GM Adds 971,000 Vehicles To Ignition Recall, Confirms 13th Death Tied To Defect

Not a good way to end the week for General Motors, which not only added 971,000 vehicles to the ignition-related recall that had already been issued for 1.6 million cars, it also confirmed that the defect is indeed tied to 13 deaths.

While the previous recall had stopped with model-year 2007 vehicles, the additional recall affects 2008-10 Chevrolet Cobalts, 2008-11 Chevrolet HHRs, 2008-10 Pontiac Solstices, 2008-10 Pontiac G5s and 2008-10 Saturn Sky vehicles.

The concern is that some of these newer vehicles may have been repaired using the same defective ignition switches that were used in the older cars. GM believes that only about 5,000 of the 971,000 cars will actually need an update, but says it is adding these cars out of caution.

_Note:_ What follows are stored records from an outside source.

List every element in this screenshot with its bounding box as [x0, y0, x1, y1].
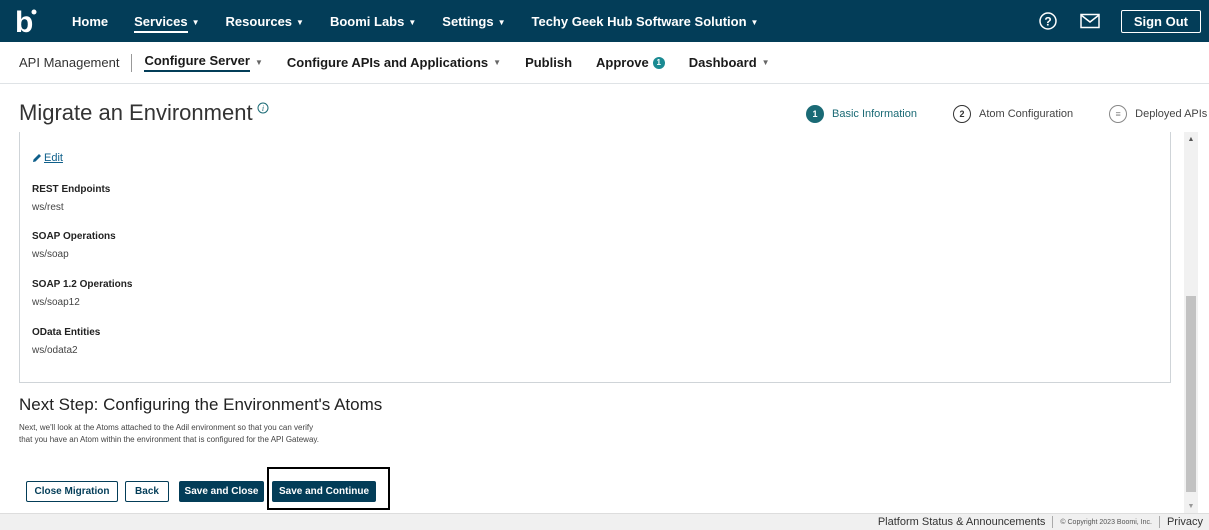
topnav-link-label: Home: [72, 13, 109, 29]
next-step-description: Next, we'll look at the Atoms attached t…: [19, 422, 419, 446]
topnav-link-label: Techy Geek Hub Software Solution: [531, 13, 747, 29]
topnav-link-resources[interactable]: Resources ▼: [226, 14, 304, 29]
caret-down-icon: ▼: [191, 17, 200, 27]
step-number-circle: 2: [952, 105, 971, 123]
next-step-heading: Next Step: Configuring the Environment's…: [19, 395, 383, 414]
vertical-scrollbar[interactable]: ▲ ▼: [1184, 132, 1198, 513]
caret-down-icon: ▼: [408, 17, 417, 27]
topnav-link-boomi-labs[interactable]: Boomi Labs ▼: [330, 14, 416, 29]
scroll-up-arrow-icon[interactable]: ▲: [1184, 132, 1198, 146]
field-label: SOAP 1.2 Operations: [32, 279, 133, 290]
close-migration-button[interactable]: Close Migration: [26, 481, 118, 502]
list-icon: ≡: [1109, 105, 1128, 123]
subnav-item-label: Publish: [525, 55, 573, 70]
svg-text:b: b: [15, 6, 33, 36]
subnav-item-label: Approve: [596, 55, 649, 70]
wizard-steps: 1 Basic Information 2 Atom Configuration ≡ De…: [806, 105, 1207, 123]
caret-down-icon: ▼: [296, 17, 304, 27]
scroll-down-arrow-icon[interactable]: ▼: [1184, 499, 1198, 513]
topnav-link-home[interactable]: Home: [72, 14, 108, 29]
sub-navigation-bar: API Management Configure Server ▼ Configur…: [0, 42, 1209, 84]
next-step-line-1: Next, we'll look at the Atoms attached t…: [19, 423, 314, 432]
footer-divider: [1158, 516, 1160, 528]
save-and-close-button[interactable]: Save and Close: [179, 481, 264, 502]
step-number-circle: 1: [806, 105, 824, 123]
caret-down-icon: ▼: [493, 58, 502, 67]
caret-down-icon: ▼: [761, 58, 770, 67]
wizard-step-label: Basic Information: [832, 108, 917, 120]
subnav-item-configure-apis-and-applications[interactable]: Configure APIs and Applications ▼: [287, 55, 501, 70]
field-value: ws/soap: [32, 249, 69, 260]
field-label: SOAP Operations: [32, 231, 116, 242]
scrollbar-thumb[interactable]: [1186, 296, 1196, 492]
privacy-link[interactable]: Privacy: [1167, 516, 1203, 528]
caret-down-icon: ▼: [254, 58, 263, 67]
field-value: ws/rest: [32, 202, 64, 213]
approve-count-badge: 1: [652, 56, 665, 69]
topnav-link-label: Settings: [442, 13, 494, 29]
topnav-link-label: Resources: [225, 13, 293, 29]
copyright-text: © Copyright 2023 Boomi, Inc.: [1060, 518, 1152, 526]
subnav-item-configure-server[interactable]: Configure Server ▼: [144, 53, 263, 72]
wizard-step-2[interactable]: 2 Atom Configuration: [952, 105, 1074, 123]
caret-down-icon: ▼: [750, 17, 759, 27]
footer-divider: [1052, 516, 1054, 528]
wizard-step-3[interactable]: ≡ Deployed APIs: [1109, 105, 1207, 123]
subnav-item-dashboard[interactable]: Dashboard ▼: [689, 55, 770, 70]
edit-label: Edit: [44, 152, 63, 164]
svg-text:?: ?: [1044, 15, 1051, 29]
topnav-link-label: Boomi Labs: [329, 13, 405, 29]
footer: Platform Status & Announcements © Copyri…: [0, 513, 1209, 530]
environment-details-panel: Edit REST Endpoints ws/rest SOAP Operation…: [19, 132, 1171, 383]
top-navigation-bar: b Home Services ▼ Resources ▼ Boomi Labs ▼ Sett…: [0, 0, 1209, 42]
subnav-item-approve[interactable]: Approve 1: [596, 55, 665, 70]
topnav-link-label: Services: [134, 13, 188, 33]
info-icon[interactable]: i: [257, 102, 269, 114]
topnav-link-techy-geek-hub-software-solution[interactable]: Techy Geek Hub Software Solution ▼: [532, 14, 759, 29]
wizard-step-1[interactable]: 1 Basic Information: [806, 105, 917, 123]
subnav-item-label: Configure APIs and Applications: [286, 55, 489, 70]
help-icon[interactable]: ?: [1037, 10, 1059, 32]
back-button[interactable]: Back: [125, 481, 169, 502]
boomi-logo[interactable]: b: [4, 0, 48, 42]
topnav-link-settings[interactable]: Settings ▼: [442, 14, 505, 29]
subnav-item-publish[interactable]: Publish: [525, 55, 572, 70]
field-value: ws/soap12: [32, 297, 80, 308]
mail-icon[interactable]: [1079, 10, 1101, 32]
pencil-icon: [33, 154, 41, 162]
save-and-continue-button[interactable]: Save and Continue: [272, 481, 376, 502]
field-label: REST Endpoints: [32, 184, 111, 195]
wizard-step-label: Atom Configuration: [978, 108, 1074, 120]
svg-text:i: i: [261, 104, 263, 113]
wizard-step-label: Deployed APIs: [1135, 108, 1208, 120]
topnav-link-services[interactable]: Services ▼: [134, 13, 200, 33]
caret-down-icon: ▼: [497, 17, 506, 27]
platform-status-link[interactable]: Platform Status & Announcements: [878, 516, 1046, 528]
subnav-item-label: Dashboard: [688, 55, 757, 70]
field-value: ws/odata2: [32, 345, 78, 356]
page-title: Migrate an Environment i: [19, 100, 269, 126]
subnav-title: API Management: [19, 53, 133, 72]
page-title-text: Migrate an Environment: [19, 100, 253, 125]
sign-out-button[interactable]: Sign Out: [1120, 9, 1201, 33]
next-step-line-2: that you have an Atom within the environ…: [19, 435, 320, 444]
subnav-item-label: Configure Server: [144, 53, 250, 72]
field-label: OData Entities: [32, 327, 101, 338]
edit-link[interactable]: Edit: [32, 152, 63, 164]
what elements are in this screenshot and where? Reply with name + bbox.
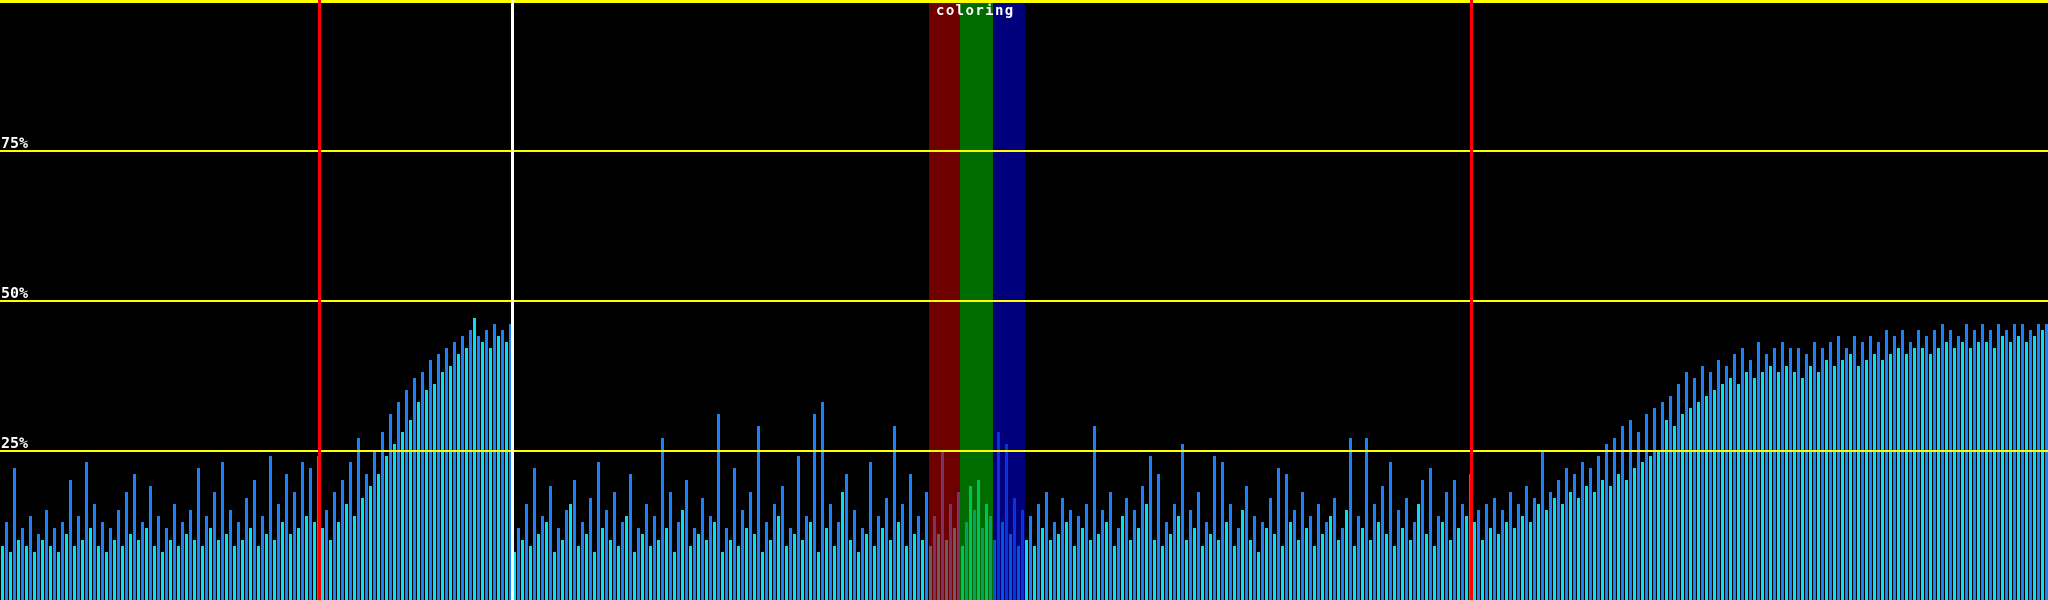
coloring-label: coloring: [936, 4, 1015, 19]
y-axis-label-50: 50%: [1, 286, 28, 300]
text-layer: coloring 75% 50% 25%: [0, 0, 2048, 600]
usage-histogram-chart: coloring 75% 50% 25%: [0, 0, 2048, 600]
y-axis-label-75: 75%: [1, 136, 28, 150]
y-axis-label-25: 25%: [1, 436, 28, 450]
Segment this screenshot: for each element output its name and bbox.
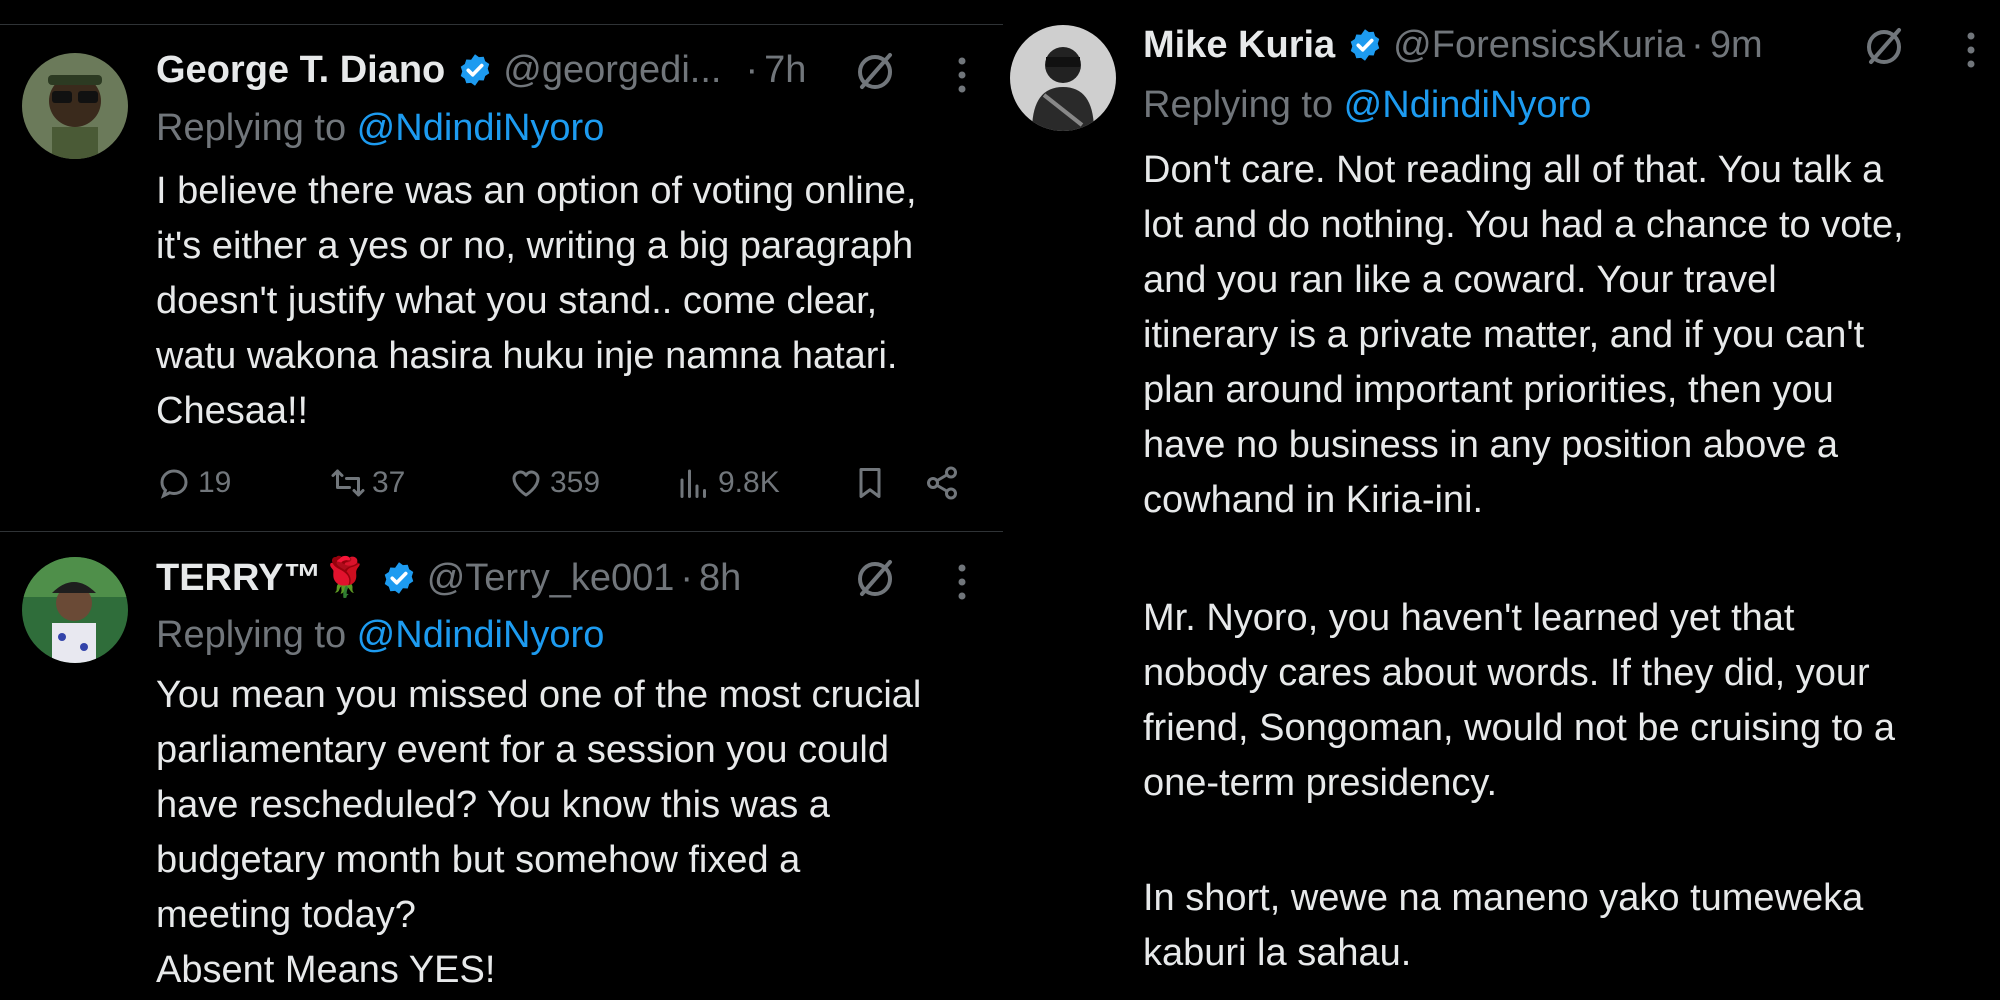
- more-icon[interactable]: [957, 562, 967, 602]
- tweet-line: Mr. Nyoro, you haven't learned yet that: [1143, 597, 1795, 639]
- tweet-line: and you ran like a coward. Your travel: [1143, 259, 1777, 301]
- tweet-line: Chesaa!!: [156, 390, 309, 432]
- tweet-line: it's either a yes or no, writing a big p…: [156, 225, 914, 267]
- reply-count: 19: [198, 466, 232, 499]
- replying-prefix: Replying to: [156, 107, 357, 149]
- reply-icon: [160, 469, 188, 499]
- repost-button[interactable]: 37: [330, 465, 405, 501]
- tweet-line: doesn't justify what you stand.. come cl…: [156, 280, 878, 322]
- tweet-body-paragraph-3: In short, wewe na maneno yako tumeweka k…: [1143, 871, 1993, 981]
- tweet-line: lot and do nothing. You had a chance to …: [1143, 204, 1904, 246]
- tweet-george[interactable]: George T. Diano @georgedi... · 7h Replyi…: [0, 25, 1003, 530]
- handle[interactable]: @georgedi...: [503, 47, 721, 93]
- tweet-line: itinerary is a private matter, and if yo…: [1143, 314, 1865, 356]
- share-icon: [927, 466, 957, 500]
- tweet-body: I believe there was an option of voting …: [156, 164, 996, 439]
- tweet-line: plan around important priorities, then y…: [1143, 369, 1834, 411]
- avatar[interactable]: [1010, 25, 1116, 131]
- avatar[interactable]: [22, 557, 128, 663]
- replying-handle-link[interactable]: @NdindiNyoro: [1344, 84, 1592, 126]
- handle[interactable]: @ForensicsKuria: [1393, 22, 1685, 68]
- views-button[interactable]: 9.8K: [676, 465, 780, 501]
- verified-badge-icon: [461, 54, 490, 86]
- time-separator: ·: [680, 557, 694, 599]
- tweet-terry[interactable]: TERRY™🌹 @Terry_ke001 · 8h Replying to @N…: [0, 532, 1003, 1000]
- replying-handle-link[interactable]: @NdindiNyoro: [357, 107, 605, 149]
- action-bar: 19 37 359 9.8K: [156, 465, 966, 505]
- display-name[interactable]: TERRY™🌹: [156, 555, 369, 601]
- replying-to: Replying to @NdindiNyoro: [156, 105, 604, 151]
- left-column: George T. Diano @georgedi... · 7h Replyi…: [0, 0, 1003, 1000]
- tweet-line: Don't care. Not reading all of that. You…: [1143, 149, 1884, 191]
- timestamp[interactable]: 8h: [699, 555, 741, 601]
- tweet-line: nobody cares about words. If they did, y…: [1143, 652, 1870, 694]
- tweet-line: have rescheduled? You know this was a: [156, 784, 830, 826]
- tweet-line: Absent Means YES!: [156, 949, 496, 991]
- tweet-body: You mean you missed one of the most cruc…: [156, 668, 996, 998]
- replying-to: Replying to @NdindiNyoro: [1143, 82, 1591, 128]
- verified-badge-icon: [384, 562, 413, 594]
- replying-prefix: Replying to: [1143, 84, 1344, 126]
- views-icon: [680, 469, 706, 498]
- tweet-line: You mean you missed one of the most cruc…: [156, 674, 922, 716]
- timestamp[interactable]: 9m: [1710, 22, 1763, 68]
- tweet-line: friend, Songoman, would not be cruising …: [1143, 707, 1896, 749]
- tweet-mike[interactable]: Mike Kuria @ForensicsKuria · 9m Replying…: [1003, 0, 2000, 1000]
- display-name[interactable]: Mike Kuria: [1143, 22, 1335, 68]
- like-count: 359: [550, 466, 601, 499]
- replying-to: Replying to @NdindiNyoro: [156, 612, 604, 658]
- bookmark-button[interactable]: [852, 465, 888, 501]
- tweet-header: TERRY™🌹 @Terry_ke001 · 8h: [156, 555, 741, 601]
- time-separator: ·: [745, 49, 759, 91]
- views-count: 9.8K: [718, 466, 780, 499]
- tweet-line: parliamentary event for a session you co…: [156, 729, 889, 771]
- right-column: Mike Kuria @ForensicsKuria · 9m Replying…: [1003, 0, 2000, 1000]
- repost-icon: [331, 469, 365, 497]
- like-icon: [512, 470, 540, 497]
- tweet-line: one-term presidency.: [1143, 762, 1498, 804]
- replying-handle-link[interactable]: @NdindiNyoro: [357, 614, 605, 656]
- avatar[interactable]: [22, 53, 128, 159]
- repost-count: 37: [372, 466, 406, 499]
- grok-icon[interactable]: [852, 556, 898, 602]
- tweet-line: watu wakona hasira huku inje namna hatar…: [156, 335, 898, 377]
- tweet-line: meeting today?: [156, 894, 416, 936]
- verified-badge-icon: [1350, 29, 1380, 61]
- share-button[interactable]: [924, 465, 960, 501]
- tweet-header: Mike Kuria @ForensicsKuria · 9m: [1143, 22, 1763, 68]
- bookmark-icon: [859, 468, 881, 498]
- tweet-line: I believe there was an option of voting …: [156, 170, 917, 212]
- more-icon[interactable]: [957, 55, 967, 95]
- grok-icon[interactable]: [852, 49, 898, 95]
- display-name[interactable]: George T. Diano: [156, 47, 445, 93]
- tweet-line: cowhand in Kiria-ini.: [1143, 479, 1484, 521]
- grok-icon[interactable]: [1861, 24, 1907, 70]
- timestamp[interactable]: 7h: [764, 47, 806, 93]
- tweet-body: Don't care. Not reading all of that. You…: [1143, 143, 1993, 528]
- more-icon[interactable]: [1966, 30, 1976, 70]
- tweet-header: George T. Diano @georgedi... · 7h: [156, 47, 806, 93]
- reply-button[interactable]: 19: [156, 465, 231, 501]
- tweet-line: have no business in any position above a: [1143, 424, 1839, 466]
- tweet-body-paragraph-2: Mr. Nyoro, you haven't learned yet that …: [1143, 591, 1993, 811]
- handle[interactable]: @Terry_ke001: [427, 555, 675, 601]
- time-separator: ·: [1691, 24, 1704, 66]
- tweet-line: budgetary month but somehow fixed a: [156, 839, 801, 881]
- tweet-line: In short, wewe na maneno yako tumeweka: [1143, 877, 1864, 919]
- replying-prefix: Replying to: [156, 614, 357, 656]
- tweet-line: kaburi la sahau.: [1143, 932, 1412, 974]
- like-button[interactable]: 359: [508, 465, 600, 501]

Initial reports about the GM recall had tied the defect — in which the ignition switch can turn back into the “off” position unexpectedly, making vehicles difficult to control or stop, and deactivates the air bags — to 13 deaths, but GM would only confirm a dozen.

Detroit News reports that Transport Canada had been investigating the June 2013 incident involving the crash of a 2007 Cobalt in Quebec, but that GM confirmed on Friday that a failure of the ignition was indeed involved in the fatal incident.

On April 4, a federal judge in Texas will hear arguments from GM and plaintiffs regarding an attempt to compel the carmaker to tell owners of recalled vehicles to not drive their cars until they have been fixed.

GM maintains that the cars are safe to drive, but has advised owners to only not have a keyring attached to their vehicles’ keys. It’s believed that having a heavy keychain or having the car key attached on a ring with several other keys can trigger the ignition defect.

This recall expansion comes the day after GM directed its dealers to stop selling their current inventories of Chevy Cruze vehicles with 1.4-liter turbo engines. The carmaker has yet to make public the reason for this move, but stop-sale orders are sometimes given in advance of safety recalls.